Going through the purchasing phase of a franchise spikes the adrenaline and fills your mind with endless optimism. That’s great! You should be energized by your new endeavor.
But let’s pause here for a moment. Do you plan to retire from this job? What are your long-term goals? Do you plan on pursuing other opportunities?
No matter how enthusiastic you are today, the reality is that you will not run this business forever. At a minimum I hope you have an exciting retirement planned. For others, they will build this business up and move on.
Before you close on your new franchise, you need to explore three different exit options and understand the Franchisor’s stance on each of them in the Franchise Disclosure Document (FDD).
Welcome to your ideal exit. Selling capitalizes on all the efforts you put into the business. Typically a franchise takes several years to recuperate the initial investment. Most franchisees won’t look at selling their shop prior to that happening or several years after. During that time, hopefully you enjoyed a profitable and thriving business.
This means you have:
- Built goodwill in the community;
- Established your location;
- Been known for a high quality of service.
By selling the franchise, you capitalize on all of that plus recover the majority of your initial investment.
Keep in mind through, each franchisor executes varying limitations when it comes to the sale of one of their franchise outlets. You can find these outlined in item 17 of the FDD. This covers rules and limitations around renewals, terminations, transfers, and dispute resolutions.
Related Article: What is the Best Exit Strategy for You?
You will also be able to get an idea about expenses to anticipate when transferring the franchise to another individual. Standard fees are typically $5,000 or 25% of the then current franchise fee.
It would be wise to reach out to previous operators who sold to understand any pushback or challenges they experienced from the parent company. Ultimately you want to ensure you have the ability to make a profit when you sell.

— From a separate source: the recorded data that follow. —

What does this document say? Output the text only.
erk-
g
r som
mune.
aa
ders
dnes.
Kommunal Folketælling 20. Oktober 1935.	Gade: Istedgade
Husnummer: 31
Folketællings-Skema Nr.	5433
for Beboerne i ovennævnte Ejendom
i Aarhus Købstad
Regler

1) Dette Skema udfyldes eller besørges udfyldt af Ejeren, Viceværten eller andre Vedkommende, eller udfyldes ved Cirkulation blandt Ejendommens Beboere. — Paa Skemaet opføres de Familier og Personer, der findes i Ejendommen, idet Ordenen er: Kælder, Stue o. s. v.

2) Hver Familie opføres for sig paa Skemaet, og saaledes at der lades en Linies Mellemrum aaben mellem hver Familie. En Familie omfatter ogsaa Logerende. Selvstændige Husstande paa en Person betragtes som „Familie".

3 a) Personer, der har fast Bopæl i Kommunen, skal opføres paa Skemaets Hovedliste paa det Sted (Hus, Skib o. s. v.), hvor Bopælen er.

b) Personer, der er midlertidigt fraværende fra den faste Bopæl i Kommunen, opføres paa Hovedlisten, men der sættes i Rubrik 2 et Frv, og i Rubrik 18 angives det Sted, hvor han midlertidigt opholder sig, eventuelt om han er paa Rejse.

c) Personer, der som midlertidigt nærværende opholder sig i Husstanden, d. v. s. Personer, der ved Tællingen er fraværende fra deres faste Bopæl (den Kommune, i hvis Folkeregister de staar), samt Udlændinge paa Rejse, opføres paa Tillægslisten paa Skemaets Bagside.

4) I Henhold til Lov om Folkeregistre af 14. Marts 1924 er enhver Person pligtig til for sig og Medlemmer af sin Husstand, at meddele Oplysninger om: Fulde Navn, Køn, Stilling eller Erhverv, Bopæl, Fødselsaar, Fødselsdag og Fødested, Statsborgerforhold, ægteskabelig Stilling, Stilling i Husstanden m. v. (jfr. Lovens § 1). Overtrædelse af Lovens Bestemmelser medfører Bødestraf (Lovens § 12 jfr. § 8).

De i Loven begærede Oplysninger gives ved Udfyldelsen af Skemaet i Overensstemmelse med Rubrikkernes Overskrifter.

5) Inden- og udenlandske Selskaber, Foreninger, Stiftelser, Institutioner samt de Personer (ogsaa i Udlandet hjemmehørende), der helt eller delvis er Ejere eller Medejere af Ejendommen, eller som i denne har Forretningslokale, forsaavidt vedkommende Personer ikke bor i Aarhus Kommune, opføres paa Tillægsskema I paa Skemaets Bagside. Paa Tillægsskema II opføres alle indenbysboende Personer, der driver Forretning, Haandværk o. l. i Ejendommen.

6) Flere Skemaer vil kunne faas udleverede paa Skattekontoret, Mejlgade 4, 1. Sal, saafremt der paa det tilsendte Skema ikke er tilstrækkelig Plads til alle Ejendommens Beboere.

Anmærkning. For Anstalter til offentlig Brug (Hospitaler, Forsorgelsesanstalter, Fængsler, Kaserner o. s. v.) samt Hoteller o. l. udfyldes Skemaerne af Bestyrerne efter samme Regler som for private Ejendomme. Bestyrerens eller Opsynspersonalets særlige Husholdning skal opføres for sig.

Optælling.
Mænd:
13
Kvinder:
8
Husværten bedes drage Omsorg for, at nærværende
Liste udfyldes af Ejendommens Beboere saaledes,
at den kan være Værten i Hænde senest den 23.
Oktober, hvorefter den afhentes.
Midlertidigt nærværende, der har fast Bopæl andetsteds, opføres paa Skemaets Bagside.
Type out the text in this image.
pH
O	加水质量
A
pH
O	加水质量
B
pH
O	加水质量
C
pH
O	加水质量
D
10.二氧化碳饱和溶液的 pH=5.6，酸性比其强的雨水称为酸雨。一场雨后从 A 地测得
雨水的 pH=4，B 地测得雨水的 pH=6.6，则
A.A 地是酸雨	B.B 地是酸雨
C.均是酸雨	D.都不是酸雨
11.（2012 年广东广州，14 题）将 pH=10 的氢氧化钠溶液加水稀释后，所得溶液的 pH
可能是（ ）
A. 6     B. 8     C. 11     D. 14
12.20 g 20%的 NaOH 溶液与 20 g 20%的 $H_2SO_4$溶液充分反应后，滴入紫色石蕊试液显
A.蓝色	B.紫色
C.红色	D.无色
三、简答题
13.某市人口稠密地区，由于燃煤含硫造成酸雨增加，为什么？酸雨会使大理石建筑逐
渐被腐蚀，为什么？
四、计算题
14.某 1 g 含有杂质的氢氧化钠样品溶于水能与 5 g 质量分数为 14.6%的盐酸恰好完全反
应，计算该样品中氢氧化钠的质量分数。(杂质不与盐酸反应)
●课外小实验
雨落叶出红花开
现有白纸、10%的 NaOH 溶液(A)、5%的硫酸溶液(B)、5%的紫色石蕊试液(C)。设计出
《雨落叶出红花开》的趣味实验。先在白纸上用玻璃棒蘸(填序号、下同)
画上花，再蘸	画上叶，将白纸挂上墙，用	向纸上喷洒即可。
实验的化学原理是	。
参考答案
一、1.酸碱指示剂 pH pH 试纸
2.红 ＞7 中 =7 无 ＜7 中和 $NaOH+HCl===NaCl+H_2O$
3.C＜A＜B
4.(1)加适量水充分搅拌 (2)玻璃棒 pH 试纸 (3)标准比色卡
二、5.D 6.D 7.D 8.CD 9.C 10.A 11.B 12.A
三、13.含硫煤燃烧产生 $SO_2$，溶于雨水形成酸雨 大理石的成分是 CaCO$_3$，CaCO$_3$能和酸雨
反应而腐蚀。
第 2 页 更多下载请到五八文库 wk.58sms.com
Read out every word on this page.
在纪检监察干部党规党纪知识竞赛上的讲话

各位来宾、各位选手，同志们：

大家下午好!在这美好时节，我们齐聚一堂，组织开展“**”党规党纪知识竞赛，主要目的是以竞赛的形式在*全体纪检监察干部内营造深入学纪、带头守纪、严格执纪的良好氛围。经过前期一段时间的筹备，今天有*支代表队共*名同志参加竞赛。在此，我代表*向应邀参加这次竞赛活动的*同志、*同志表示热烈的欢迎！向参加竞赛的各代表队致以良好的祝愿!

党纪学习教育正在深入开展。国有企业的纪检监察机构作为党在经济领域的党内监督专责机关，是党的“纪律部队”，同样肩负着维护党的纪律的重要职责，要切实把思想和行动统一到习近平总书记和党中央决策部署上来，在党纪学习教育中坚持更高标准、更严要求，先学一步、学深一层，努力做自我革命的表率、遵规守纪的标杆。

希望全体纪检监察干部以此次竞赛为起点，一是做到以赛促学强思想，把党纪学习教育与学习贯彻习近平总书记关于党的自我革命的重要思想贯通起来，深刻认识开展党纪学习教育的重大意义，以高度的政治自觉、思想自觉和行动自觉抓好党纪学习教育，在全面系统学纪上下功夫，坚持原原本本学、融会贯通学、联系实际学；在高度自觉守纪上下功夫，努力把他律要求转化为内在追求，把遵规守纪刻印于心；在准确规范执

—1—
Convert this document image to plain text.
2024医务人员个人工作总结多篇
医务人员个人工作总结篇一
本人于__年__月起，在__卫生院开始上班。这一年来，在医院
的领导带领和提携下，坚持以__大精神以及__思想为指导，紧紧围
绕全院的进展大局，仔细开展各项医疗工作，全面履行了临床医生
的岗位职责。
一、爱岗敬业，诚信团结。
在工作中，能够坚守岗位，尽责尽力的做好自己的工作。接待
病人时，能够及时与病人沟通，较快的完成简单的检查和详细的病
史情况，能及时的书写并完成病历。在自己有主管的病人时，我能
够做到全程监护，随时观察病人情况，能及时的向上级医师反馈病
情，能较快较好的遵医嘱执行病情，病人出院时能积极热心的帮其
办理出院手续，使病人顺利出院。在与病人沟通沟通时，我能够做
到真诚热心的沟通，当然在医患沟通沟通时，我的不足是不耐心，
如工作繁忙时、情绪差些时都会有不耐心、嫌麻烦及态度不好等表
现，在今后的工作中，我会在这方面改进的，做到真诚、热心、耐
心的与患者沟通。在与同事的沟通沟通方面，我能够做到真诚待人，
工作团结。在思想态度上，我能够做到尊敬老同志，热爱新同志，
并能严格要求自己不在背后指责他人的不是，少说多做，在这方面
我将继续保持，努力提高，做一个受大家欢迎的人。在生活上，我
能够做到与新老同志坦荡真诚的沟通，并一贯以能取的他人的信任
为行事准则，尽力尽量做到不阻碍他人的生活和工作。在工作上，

2) Closing & Terminating the Agreement
Not every franchise enjoys a fairy tale ending. Despite every effort on the franchisee’s part, some franchises don’t make it. It could come down to the location, target market or economic conditions.
Walking away from a franchise will not be easy.
Whatever the factors, be aware that your franchise might not be successful due to influences outside your control. Due diligence here includes discussing options or flexibility when it comes to renegotiating territories. Know what type of support the parent company offers to struggling franchises and how other former franchisees exited in this manner.
During the initial phase, a franchisor works to woo you, downplaying the negatives about their company. Item 3 of the FDD documents ten years worth of legal disputes. Scour this section to uncover cases where the franchisee walked away without a buyer.
You’ll want to know:
- What services were provided prior to termination?
- How the litigation was resolved?
- What fees were paid and where?
- What happened to leases and insurances?
When you close a franchise through this method, you lose the initial investment. There is also the possibility that you will owe the parent company additional fees. I’ve seen some franchisees negotiate a termination through turning the location over and paying outstanding fees. It all depends on the circumstances and the leniency of the franchisor.
3) Death or Disability
Most business owners, not solely franchisees, fail to plan for death or disability. This occurrence not only devastates the family emotionally, with a franchise it can also leave lasting financial implications.
Make sure there is a death/disability clause upfront. Additionally, you will need to update your will outlining instructions for the franchise specifically.
There are two main options to consider for this particular clause:
- Ability to sell the business to a third party*;
- Having a spouse or grown child take over the franchise.
*It’s customary to give the franchisor has a first right of refusal.
Working Towards a Profitable Franchise Experience
I regularly work with prospective franchisees in the final stages of securing their franchise. I help clients navigate through options for exiting, as well as other crucial due diligence.
Working through the FDD will be unlike any other contract you have ever encountered. The complex and dense legalese can be overwhelming. Add in all the financial reporting and you may feel as if you are staring at gibberish.
With such a crucial and substantial investment, make sure you have the right advisors to help you on your path. This heightens your ability to make a profitable decision and set yourself up for long-term success.